Comprehensive Tax-Reform Bill Passes Senate

The Senate voted early Wednesday to approve a sweeping tax-reform bill. Because of a procedural error, the House, which had approved the measure earlier this month, will have to re-vote on the bill. It’s expected to be signed later this week by President Trump.

Here are the highlights:

Corporate taxes: Cuts the current 35-percent rate to 21 percent beginning January 1.

Pass-through businesses: The bill lets so-called “pass-through” businesses deduct 20 percent of the first $315,000 of earnings. In 2014, about 95 percent of the 26 million businesses in the U.S. were pass-throughs, according to the Brookings Institution. They’re called that because the income they generate “passes through” to their owners, who are then taxed under the individual income tax system.
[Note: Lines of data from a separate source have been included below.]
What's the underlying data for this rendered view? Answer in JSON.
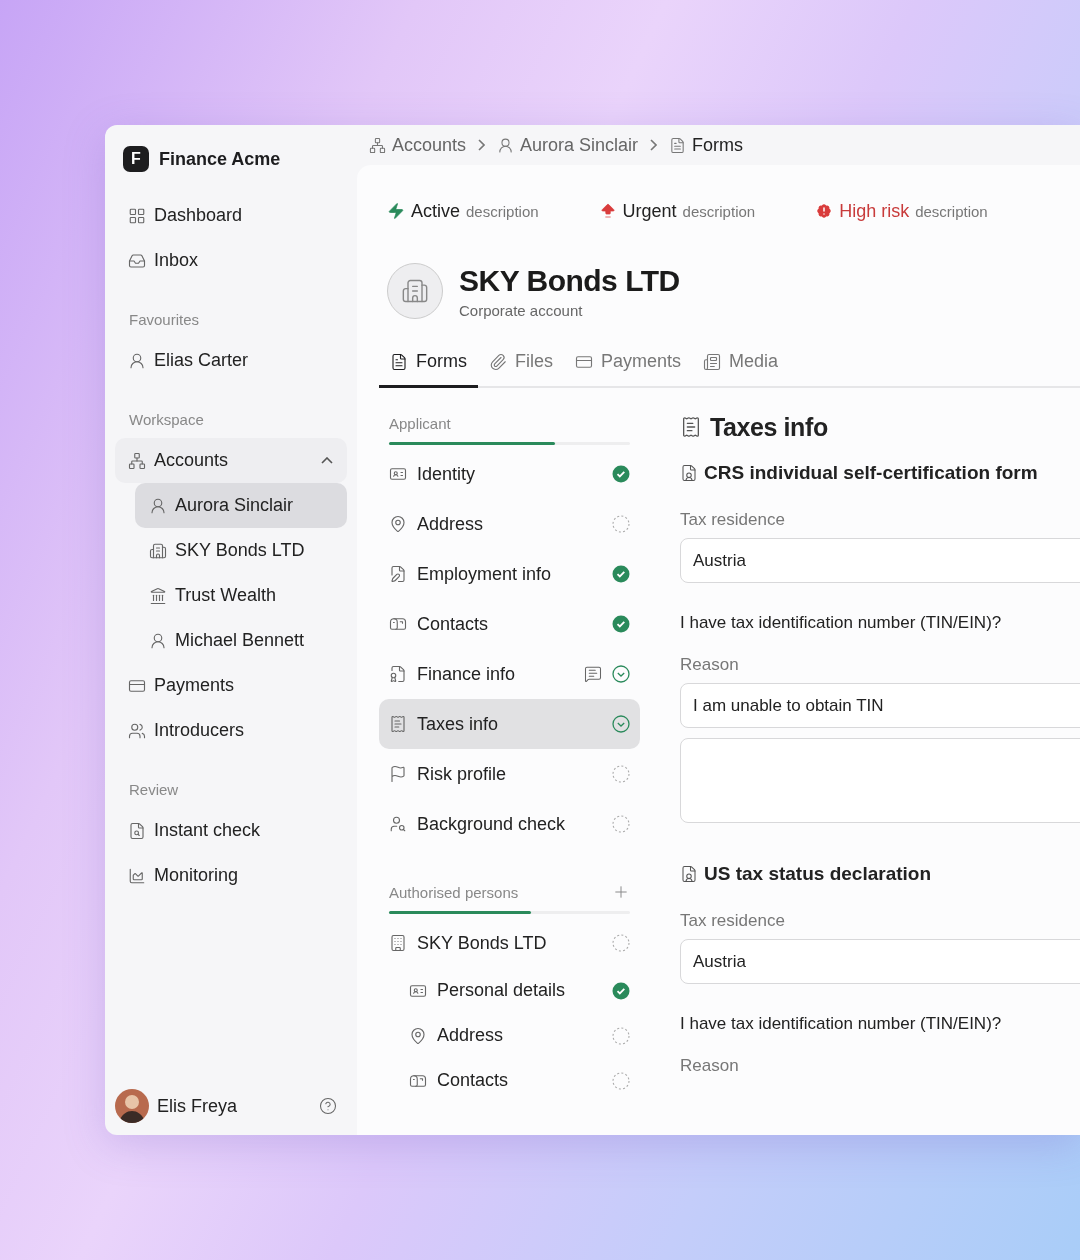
{
  "sidebar": {
    "brand": {
      "logo": "F",
      "name": "Finance Acme"
    },
    "items": [
      {
        "label": "Dashboard",
        "selected": false
      },
      {
        "label": "Inbox",
        "selected": false
      }
    ],
    "sections": [
      {
        "title": "Favourites",
        "items": [
          {
            "label": "Elias Carter",
            "selected": false
          }
        ]
      },
      {
        "title": "Workspace",
        "items": [
          {
            "label": "Accounts",
            "selected": false,
            "expanded": true,
            "children": [
              {
                "label": "Aurora Sinclair",
                "selected": true
              },
              {
                "label": "SKY Bonds LTD",
                "selected": false
              },
              {
                "label": "Trust Wealth",
                "selected": false
              },
              {
                "label": "Michael Bennett",
                "selected": false
              }
            ]
          },
          {
            "label": "Payments",
            "selected": false
          },
          {
            "label": "Introducers",
            "selected": false
          }
        ]
      },
      {
        "title": "Review",
        "items": [
          {
            "label": "Instant check",
            "selected": false
          },
          {
            "label": "Monitoring",
            "selected": false
          }
        ]
      }
    ],
    "user": {
      "name": "Elis Freya"
    }
  },
  "breadcrumbs": [
    {
      "label": "Accounts"
    },
    {
      "label": "Aurora Sinclair"
    },
    {
      "label": "Forms"
    }
  ],
  "statuses": [
    {
      "kind": "active",
      "label": "Active",
      "description": "description"
    },
    {
      "kind": "urgent",
      "label": "Urgent",
      "description": "description"
    },
    {
      "kind": "risk",
      "label": "High risk",
      "description": "description"
    }
  ],
  "account": {
    "name": "SKY Bonds LTD",
    "type": "Corporate account"
  },
  "tabs": [
    {
      "label": "Forms",
      "selected": true
    },
    {
      "label": "Files",
      "selected": false
    },
    {
      "label": "Payments",
      "selected": false
    },
    {
      "label": "Media",
      "selected": false
    }
  ],
  "form_nav": [
    {
      "title": "Applicant",
      "level": 0.69,
      "add": false,
      "items": [
        {
          "label": "Identity",
          "kind": "done",
          "selected": false
        },
        {
          "label": "Address",
          "kind": "pending",
          "selected": false
        },
        {
          "label": "Employment info",
          "kind": "done",
          "selected": false
        },
        {
          "label": "Contacts",
          "kind": "done",
          "selected": false
        },
        {
          "label": "Finance info",
          "kind": "review",
          "comment": true,
          "selected": false
        },
        {
          "label": "Taxes info",
          "kind": "review",
          "selected": true
        },
        {
          "label": "Risk profile",
          "kind": "pending",
          "selected": false
        },
        {
          "label": "Background check",
          "kind": "pending",
          "selected": false
        }
      ]
    },
    {
      "title": "Authorised persons",
      "level": 0.59,
      "add": true,
      "items": [
        {
          "label": "SKY Bonds LTD",
          "kind": "pending",
          "selected": false,
          "children": [
            {
              "label": "Personal details",
              "kind": "done",
              "selected": false
            },
            {
              "label": "Address",
              "kind": "pending",
              "selected": false
            },
            {
              "label": "Contacts",
              "kind": "pending",
              "selected": false
            }
          ]
        }
      ]
    }
  ],
  "form": {
    "title": "Taxes info",
    "sections": [
      {
        "title": "CRS individual self-certification form",
        "fields": [
          {
            "kind": "input",
            "label": "Tax residence",
            "value": "Austria"
          },
          {
            "kind": "question",
            "label": "I have tax identification number (TIN/EIN)?"
          },
          {
            "kind": "input",
            "label": "Reason",
            "value": "I am unable to obtain TIN"
          },
          {
            "kind": "textarea"
          }
        ]
      },
      {
        "title": "US tax status declaration",
        "fields": [
          {
            "kind": "input",
            "label": "Tax residence",
            "value": "Austria"
          },
          {
            "kind": "question",
            "label": "I have tax identification number (TIN/EIN)?"
          },
          {
            "kind": "label",
            "label": "Reason"
          }
        ]
      }
    ]
  }
}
Business investment: Companies can immediately write off the full cost of new equipment.

Multinational corporations: Companies moving overseas will lose certain tax advantages.

Mortgage interest deduction: It will be limited to the interest paid on the first $750,000 of a new loan for a first or second home. Currently, the limit is $1 million.

State and local taxes: Keep the itemized deduction for these but only up to $10,000. This deduction is important to homeowners.

Individual mandate: Repeals the requirement in Obamacare that forced people pay a penalty if they don’t buy health insurance.

Inheritance tax: Doubles the limits on assets transferred to heirs to $11 million for individuals, $22 million for couples. However, this provision will be going away in 2025.